Chesley Sullenberger, the US ambassador to the International Civil Aviation Organization (ICAO), will leave his post on 1 July, less than six months after he took on the role, several media report.
Sullenberger gained global fame in 2009 after landing a US Airways Airbus A320 in the Hudson River near Manhattan, following a dual bird strike that took out both engines.
“Relinquishing my role as Ambassador was not an easy decision,” Sullenberger is quoted as saying in a statement on 23 June. He does not give a reason for that decision.
“Being selected by President Biden for this important role, confirmed by the US Senate and representing the United States in Montreal has been the honour of a lifetime and I am deeply grateful to the President and my family for supporting me throughout,” he writes.

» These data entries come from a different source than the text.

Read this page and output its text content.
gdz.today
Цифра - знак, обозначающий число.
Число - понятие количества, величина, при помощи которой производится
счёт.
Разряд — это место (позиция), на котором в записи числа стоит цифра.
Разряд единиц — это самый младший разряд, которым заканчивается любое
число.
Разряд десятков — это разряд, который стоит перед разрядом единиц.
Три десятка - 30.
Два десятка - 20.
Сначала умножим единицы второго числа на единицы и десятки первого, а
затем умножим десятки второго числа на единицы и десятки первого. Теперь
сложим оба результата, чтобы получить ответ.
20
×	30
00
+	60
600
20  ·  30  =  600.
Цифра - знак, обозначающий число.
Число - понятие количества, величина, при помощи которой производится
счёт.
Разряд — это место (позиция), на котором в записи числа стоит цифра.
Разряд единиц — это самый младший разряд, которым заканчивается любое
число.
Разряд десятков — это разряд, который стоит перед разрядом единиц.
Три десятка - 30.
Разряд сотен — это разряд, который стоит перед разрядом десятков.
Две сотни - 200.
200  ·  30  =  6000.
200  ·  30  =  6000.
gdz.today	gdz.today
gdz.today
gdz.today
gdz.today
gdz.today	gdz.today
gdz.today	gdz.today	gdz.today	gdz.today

He adds that his commitment to aviation safety and security, which pre-dates his emergency landing on the Hudson River, “will remain my focus as I return to private life”.
The so-called “Miracle on the Hudson” happened on 15 January 2009, when Flight 1549 ditched in the Hudson River after both of the A320’s engines ingested multiple Canada geese at about 2,800ft and 230kt (414km/h) during a climb-out from New York’s LaGuardia airport.
Despite losing nearly all engine thrust due to damage caused by the birds entering the engine core, Sullenberger successfully landed the aircraft in the river. All 150 passengers and crew aboard survived.
Sullenberger retired from US Airways in 2010 after a 30-year career.